Google's most popular searches reveal the common secrets we're all hiding

Google's most popular searches reveal the common secrets we're all hiding

We've all turned to Google, at some point or the other, for the answer to some personal crisis or everyday qualm.

Broadband and Wi-Fi allowing, Google is always there to help us with everything, from the existential all the way to the mundane. Certainly, whether you want to know if your partner could be cheating on you, or if you need to keep that Victoria sponge cake in the oven for a bit longer, Google is always on hand, when your friends and family may not be.

And at times, Google is the only resource that we're comfortable using. I mean, we don't want our mates to know absolutely everything about us, right? Especially when it comes to the more, er, embarrassing things or anything that could be a bit too much for Mum, Dad, or your colleague Sue to handle.

A video by AsapSCIENCE attempted to get to the bottom of what our search history actually reveals about our inner lives. As they state at the beginning of their YouTube video, our search history can illuminate truths about our everyday lives that we wouldn't reveal to our innermost circle of friends. As such, with over three billion searches a day, we can discover an awful lot about about what AsapSCIENCE refers to as "human desires" and "secret insecurities".

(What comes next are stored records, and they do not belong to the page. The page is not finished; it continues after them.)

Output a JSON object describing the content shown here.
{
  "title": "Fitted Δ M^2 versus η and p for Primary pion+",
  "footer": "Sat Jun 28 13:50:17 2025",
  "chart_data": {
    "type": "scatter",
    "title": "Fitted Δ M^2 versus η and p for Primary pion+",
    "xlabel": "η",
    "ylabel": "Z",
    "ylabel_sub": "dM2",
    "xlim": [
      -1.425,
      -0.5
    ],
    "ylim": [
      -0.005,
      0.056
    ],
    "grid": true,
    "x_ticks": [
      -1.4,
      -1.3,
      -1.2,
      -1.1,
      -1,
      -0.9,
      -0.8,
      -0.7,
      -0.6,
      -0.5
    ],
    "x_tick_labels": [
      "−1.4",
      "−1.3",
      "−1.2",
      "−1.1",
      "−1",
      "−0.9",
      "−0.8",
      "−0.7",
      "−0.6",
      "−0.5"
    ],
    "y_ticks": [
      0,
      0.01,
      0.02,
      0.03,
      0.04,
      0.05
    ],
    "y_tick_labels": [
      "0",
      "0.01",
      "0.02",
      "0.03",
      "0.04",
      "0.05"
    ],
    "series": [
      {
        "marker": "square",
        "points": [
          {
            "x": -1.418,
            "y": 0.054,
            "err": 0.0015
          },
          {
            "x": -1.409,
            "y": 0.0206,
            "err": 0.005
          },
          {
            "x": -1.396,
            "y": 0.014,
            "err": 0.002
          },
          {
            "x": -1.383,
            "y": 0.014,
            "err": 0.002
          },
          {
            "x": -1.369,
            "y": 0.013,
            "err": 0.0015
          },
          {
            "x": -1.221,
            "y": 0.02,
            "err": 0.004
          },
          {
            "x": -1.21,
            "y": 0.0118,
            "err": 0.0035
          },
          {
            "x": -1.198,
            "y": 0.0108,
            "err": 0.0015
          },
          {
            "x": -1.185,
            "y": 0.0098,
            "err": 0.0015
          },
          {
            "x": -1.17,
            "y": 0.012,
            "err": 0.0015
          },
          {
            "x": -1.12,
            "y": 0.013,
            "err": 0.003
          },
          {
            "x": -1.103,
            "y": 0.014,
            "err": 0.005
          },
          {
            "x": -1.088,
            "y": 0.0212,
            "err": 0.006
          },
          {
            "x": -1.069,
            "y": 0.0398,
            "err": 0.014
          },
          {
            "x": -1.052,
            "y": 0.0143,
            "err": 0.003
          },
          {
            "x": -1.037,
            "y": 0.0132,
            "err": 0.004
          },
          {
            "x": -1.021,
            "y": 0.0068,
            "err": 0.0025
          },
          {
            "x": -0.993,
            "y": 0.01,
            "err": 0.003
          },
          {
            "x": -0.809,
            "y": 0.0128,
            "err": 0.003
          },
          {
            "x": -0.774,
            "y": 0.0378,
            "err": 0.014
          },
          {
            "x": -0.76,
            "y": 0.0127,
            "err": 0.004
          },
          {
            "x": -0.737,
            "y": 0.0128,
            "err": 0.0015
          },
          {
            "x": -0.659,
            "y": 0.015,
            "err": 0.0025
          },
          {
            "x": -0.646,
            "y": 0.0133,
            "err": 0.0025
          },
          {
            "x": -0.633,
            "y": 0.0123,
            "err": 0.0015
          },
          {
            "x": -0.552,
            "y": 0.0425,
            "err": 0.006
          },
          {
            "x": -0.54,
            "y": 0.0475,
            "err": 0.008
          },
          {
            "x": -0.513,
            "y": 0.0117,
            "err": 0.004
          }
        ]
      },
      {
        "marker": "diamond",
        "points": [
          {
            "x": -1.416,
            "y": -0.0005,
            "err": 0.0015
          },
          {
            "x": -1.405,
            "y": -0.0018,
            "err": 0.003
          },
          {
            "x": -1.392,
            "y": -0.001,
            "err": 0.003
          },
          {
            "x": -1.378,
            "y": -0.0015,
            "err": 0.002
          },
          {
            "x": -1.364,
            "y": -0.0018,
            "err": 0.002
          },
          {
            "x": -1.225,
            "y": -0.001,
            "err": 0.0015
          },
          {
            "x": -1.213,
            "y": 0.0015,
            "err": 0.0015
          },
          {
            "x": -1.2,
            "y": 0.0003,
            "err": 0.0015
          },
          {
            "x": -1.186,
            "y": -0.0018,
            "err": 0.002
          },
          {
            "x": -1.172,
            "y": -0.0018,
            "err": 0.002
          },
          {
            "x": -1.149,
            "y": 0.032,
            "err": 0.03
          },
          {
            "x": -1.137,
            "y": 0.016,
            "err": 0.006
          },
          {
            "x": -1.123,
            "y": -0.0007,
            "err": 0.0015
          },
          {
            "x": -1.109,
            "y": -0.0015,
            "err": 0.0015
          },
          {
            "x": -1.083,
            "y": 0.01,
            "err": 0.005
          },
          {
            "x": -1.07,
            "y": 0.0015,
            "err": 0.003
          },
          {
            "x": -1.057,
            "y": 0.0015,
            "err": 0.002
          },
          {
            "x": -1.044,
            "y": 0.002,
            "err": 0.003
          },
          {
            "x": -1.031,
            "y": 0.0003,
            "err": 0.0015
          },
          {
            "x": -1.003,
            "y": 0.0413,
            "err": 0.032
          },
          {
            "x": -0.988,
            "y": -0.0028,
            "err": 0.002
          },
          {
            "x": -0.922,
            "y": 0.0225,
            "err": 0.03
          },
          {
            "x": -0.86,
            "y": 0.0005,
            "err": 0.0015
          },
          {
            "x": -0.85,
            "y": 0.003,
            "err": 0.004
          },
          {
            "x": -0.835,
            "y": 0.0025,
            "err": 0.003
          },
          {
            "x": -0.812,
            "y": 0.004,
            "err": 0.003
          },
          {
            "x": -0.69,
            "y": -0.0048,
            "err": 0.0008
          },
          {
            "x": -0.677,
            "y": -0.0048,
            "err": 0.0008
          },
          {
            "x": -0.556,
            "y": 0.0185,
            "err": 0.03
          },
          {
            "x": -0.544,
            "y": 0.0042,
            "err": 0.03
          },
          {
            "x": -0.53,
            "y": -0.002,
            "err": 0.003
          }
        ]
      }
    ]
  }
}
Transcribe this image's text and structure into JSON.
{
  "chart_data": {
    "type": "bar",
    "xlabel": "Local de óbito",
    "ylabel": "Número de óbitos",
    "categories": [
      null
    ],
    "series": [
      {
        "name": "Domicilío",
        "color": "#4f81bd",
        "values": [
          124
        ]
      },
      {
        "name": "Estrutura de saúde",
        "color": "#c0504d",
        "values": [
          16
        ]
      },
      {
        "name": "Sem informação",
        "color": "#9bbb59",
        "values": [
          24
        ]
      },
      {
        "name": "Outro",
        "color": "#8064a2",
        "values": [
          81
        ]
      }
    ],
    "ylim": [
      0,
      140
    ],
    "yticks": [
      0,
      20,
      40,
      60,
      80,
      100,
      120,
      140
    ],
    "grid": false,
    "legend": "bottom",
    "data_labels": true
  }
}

Just take a look at the video below:

Unsurprisingly, AsapSCIENCE found that a majority of these so-called "secrets" revolved around people's less than satisfying sex lives. Not only are people "struggling to have sex" but searches for "sexless marriages" are 3.5 times more common than searches for "unhappy marriages" or "loveless marriages".

While the majority may assume that men are more likely to voice such complaints, researchers found that it's actually the other way round. Despite popular culture assuming that women tend to have lower libidos than men, women are twice as likely to search for things like "why won't my boyfriend have sex with me", compared to men searching for the same thing.

A general concern regarding sex, is that everyone experiences anxiety about how much of it  they're having.

What AsapSCIENCE discovered was that the majority of people are lying about how much they're getting in the bedroom every night. The anxiety doesn't just stop there; men are, historically as well as in modern times, preoccupied about their penis size. In fact, they Google about their penises more than any other human body part combined!

In addition, searches for pornography can help reveal a lot about about human sexuality. AsapSCIENCE discovered that whilst in America, five per cent of all porn searches made by men are for gay porn, survey data states that only two to three per cent of men openly identify as homosexual.

Much was also discovered about racism. Whilst many people assume that the southern states of America tend to be more racist than the northern areas, the study found that most racist searches were made in upstate New York, eastern Ohio and western Pennsylvania.

Furthermore, the study was illuminating when it came to unpacking the impact of the 2016 Presidential election on social media. As AsapSCIENCE states, "the greatest correlation for predicting the Trump primary support wasn't unemployment, gun ownership, religion or rates of immigration but Google searches for the n-word."

AsapSCIENCE gathered the research from this episode from the book Everybody Lies, by Seth Stephens-Davidowitz.